If you missed the hubbub in 2018, I strongly suggest you peruse my review of the game, back when its best hardware option was PlayStation 4 Pro. As such, the port includes a Nixxes-like splash menu, which appears before loading the game on Windows (but does not appear when booting the game on Steam Deck). This week's Spider-Man is the team's first project for Sony, which acquired Nixxes roughly one year ago. A good excuse to web-swing with your DeckĮnlarge / Nixxes rose to fame as a PC game-port powerhouse, largely supporting Square Enix's Western studios with PC launches for series like Deus Ex and Tomb Raider. But while it looks great on a super-charged PC and impresses on hardware as weak as a Steam Deck, it's tough for me to comfortably recommend Spider-Man on midrange gaming rigs. At its best, this game does whatever a PC rig can, delivering ultra-wide ratios, super-charged graphical settings, higher frame rates, and increased ray tracing depth. Such complaints might be moot when Spider-Man launches on Friday, August 12-and we sure hope so. As of press time, the Spider-Man version we tested doesn't necessarily surpass the mix of stability and impressive technical performance that developer Insomniac delivered on dated PlayStation 4 architecture. The thing about PC ports, of course, is that they have to work on a wide range of machines.

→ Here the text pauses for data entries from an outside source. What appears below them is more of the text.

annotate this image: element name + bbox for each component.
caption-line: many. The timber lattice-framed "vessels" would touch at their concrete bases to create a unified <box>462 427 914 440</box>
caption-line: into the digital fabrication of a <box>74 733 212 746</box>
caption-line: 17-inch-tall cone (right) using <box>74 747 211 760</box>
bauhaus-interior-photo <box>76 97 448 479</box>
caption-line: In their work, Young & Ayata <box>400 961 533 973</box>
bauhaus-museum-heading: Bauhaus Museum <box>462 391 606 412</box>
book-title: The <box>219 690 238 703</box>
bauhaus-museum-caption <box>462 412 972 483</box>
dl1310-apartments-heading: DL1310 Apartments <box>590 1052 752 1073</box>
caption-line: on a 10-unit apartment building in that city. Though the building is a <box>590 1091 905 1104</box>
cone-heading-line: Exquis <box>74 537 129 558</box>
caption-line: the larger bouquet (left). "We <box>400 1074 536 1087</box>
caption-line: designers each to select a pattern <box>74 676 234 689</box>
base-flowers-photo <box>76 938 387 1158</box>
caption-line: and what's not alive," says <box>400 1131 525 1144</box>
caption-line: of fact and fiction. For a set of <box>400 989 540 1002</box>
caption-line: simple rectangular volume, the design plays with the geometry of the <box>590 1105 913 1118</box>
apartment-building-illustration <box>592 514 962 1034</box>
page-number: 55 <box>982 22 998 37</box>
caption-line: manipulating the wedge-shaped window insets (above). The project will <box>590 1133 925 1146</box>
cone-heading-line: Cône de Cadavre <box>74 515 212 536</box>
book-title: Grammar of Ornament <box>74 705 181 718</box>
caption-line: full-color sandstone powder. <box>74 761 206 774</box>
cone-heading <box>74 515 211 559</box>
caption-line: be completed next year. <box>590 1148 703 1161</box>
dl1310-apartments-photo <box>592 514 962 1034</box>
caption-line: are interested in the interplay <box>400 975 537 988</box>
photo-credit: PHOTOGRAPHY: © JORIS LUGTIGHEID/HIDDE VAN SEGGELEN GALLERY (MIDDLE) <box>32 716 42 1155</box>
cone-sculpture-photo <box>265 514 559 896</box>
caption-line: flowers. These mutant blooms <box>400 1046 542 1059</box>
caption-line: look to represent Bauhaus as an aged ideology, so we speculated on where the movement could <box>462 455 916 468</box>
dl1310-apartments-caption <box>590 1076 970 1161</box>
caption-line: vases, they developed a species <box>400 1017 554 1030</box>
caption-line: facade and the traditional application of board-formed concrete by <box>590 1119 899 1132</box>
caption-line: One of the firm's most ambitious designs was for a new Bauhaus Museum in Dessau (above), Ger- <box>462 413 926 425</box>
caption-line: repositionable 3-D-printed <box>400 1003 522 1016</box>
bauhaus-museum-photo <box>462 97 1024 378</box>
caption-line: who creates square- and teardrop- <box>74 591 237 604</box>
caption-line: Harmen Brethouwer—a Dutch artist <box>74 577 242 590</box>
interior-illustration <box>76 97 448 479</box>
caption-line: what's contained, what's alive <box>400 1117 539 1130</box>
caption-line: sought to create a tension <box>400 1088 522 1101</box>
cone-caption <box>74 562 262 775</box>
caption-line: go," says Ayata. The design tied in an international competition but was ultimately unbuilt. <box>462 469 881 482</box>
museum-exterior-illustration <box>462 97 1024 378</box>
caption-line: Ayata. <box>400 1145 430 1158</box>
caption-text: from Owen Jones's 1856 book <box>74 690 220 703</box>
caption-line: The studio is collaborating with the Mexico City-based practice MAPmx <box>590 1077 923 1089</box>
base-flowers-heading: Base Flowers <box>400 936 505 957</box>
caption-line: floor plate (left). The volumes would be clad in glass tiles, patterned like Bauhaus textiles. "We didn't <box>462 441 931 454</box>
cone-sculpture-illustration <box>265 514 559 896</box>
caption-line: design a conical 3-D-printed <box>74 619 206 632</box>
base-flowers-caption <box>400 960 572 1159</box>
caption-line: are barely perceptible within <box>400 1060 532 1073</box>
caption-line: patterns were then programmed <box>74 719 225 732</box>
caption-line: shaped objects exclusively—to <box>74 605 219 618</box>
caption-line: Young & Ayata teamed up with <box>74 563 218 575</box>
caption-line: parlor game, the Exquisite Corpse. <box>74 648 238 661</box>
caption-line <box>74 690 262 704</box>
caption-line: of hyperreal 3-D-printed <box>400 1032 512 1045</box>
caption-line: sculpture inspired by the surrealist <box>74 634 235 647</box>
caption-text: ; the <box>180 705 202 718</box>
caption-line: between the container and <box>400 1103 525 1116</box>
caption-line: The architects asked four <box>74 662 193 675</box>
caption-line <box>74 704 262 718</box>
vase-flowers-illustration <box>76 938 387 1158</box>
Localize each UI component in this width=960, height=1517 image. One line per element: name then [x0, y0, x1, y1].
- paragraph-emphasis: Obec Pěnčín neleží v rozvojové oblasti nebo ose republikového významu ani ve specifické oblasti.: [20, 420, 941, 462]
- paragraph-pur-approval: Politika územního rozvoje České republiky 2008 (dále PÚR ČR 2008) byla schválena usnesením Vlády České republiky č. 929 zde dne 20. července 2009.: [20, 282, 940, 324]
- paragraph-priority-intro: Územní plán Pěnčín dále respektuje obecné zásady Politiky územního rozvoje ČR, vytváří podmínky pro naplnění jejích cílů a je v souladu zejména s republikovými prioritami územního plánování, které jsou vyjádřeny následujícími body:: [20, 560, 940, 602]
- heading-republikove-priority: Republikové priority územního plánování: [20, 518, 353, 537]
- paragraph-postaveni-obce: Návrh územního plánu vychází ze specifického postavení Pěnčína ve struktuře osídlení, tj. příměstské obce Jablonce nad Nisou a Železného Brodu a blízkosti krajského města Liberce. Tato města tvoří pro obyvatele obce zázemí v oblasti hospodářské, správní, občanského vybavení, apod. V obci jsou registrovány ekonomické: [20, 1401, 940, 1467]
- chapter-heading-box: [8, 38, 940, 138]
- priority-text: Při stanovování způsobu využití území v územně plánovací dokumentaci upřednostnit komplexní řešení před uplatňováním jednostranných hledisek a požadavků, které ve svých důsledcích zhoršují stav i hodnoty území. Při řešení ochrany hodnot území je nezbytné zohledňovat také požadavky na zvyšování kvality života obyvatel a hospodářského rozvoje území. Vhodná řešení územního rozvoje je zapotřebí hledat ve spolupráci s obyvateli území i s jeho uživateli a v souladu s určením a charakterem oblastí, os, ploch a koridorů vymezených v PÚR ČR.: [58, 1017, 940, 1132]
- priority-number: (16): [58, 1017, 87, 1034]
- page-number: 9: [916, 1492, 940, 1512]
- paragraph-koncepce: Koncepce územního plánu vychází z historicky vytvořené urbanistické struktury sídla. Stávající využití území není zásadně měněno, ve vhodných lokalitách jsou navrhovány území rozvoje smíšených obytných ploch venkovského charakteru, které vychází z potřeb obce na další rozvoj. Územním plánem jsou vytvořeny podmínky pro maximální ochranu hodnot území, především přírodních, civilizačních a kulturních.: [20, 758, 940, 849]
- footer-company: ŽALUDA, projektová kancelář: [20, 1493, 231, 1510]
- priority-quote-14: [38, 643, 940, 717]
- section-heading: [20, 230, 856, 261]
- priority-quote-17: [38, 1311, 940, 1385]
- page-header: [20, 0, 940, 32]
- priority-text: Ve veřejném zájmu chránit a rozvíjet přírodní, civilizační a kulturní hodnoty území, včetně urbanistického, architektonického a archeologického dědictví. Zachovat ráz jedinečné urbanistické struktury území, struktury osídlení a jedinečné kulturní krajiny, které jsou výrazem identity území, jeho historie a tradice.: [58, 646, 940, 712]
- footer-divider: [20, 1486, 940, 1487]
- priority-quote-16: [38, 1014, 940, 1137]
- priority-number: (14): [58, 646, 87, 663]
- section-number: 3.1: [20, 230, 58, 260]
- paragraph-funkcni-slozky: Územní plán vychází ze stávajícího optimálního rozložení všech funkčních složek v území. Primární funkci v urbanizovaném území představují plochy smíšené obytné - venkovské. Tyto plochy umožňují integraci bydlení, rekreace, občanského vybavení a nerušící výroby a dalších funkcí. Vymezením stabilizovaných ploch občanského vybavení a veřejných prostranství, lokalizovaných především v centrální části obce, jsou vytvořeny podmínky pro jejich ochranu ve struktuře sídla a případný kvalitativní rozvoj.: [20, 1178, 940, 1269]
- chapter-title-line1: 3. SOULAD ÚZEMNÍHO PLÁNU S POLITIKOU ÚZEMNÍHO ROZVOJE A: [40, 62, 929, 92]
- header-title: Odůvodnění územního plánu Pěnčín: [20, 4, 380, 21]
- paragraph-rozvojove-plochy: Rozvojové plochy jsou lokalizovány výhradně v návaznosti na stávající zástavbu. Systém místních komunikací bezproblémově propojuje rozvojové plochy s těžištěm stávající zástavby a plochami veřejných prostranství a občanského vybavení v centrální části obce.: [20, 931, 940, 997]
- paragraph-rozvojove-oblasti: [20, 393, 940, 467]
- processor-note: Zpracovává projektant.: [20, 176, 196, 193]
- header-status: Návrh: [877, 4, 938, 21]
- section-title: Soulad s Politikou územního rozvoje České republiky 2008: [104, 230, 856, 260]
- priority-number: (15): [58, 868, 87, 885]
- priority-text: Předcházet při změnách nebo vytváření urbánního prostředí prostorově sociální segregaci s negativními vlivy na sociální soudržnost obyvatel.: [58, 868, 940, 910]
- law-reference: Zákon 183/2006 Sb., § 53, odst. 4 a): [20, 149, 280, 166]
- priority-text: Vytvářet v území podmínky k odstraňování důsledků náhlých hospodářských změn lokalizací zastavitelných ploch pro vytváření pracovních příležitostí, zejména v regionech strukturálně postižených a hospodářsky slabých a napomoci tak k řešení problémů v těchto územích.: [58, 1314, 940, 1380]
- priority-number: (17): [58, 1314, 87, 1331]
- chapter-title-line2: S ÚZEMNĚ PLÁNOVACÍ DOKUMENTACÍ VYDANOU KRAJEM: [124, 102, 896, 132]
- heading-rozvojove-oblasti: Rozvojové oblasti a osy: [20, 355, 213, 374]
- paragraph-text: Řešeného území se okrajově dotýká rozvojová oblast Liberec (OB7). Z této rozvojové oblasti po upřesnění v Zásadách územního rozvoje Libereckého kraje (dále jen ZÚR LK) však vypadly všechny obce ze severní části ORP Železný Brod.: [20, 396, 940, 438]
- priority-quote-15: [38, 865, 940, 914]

We knew Sony was bullish about selling more games on PC in the current fiscal year, but we didn't expect a critically acclaimed gem like Spider-Man, which previously drove console sales as a PlayStation exclusive, to make the transition. In two days, the 2018 hit game Marvel's Spider-Man will break out of its console exclusivity and land on Windows ( Steam, EGS) as arguably Sony's biggest PC port yet.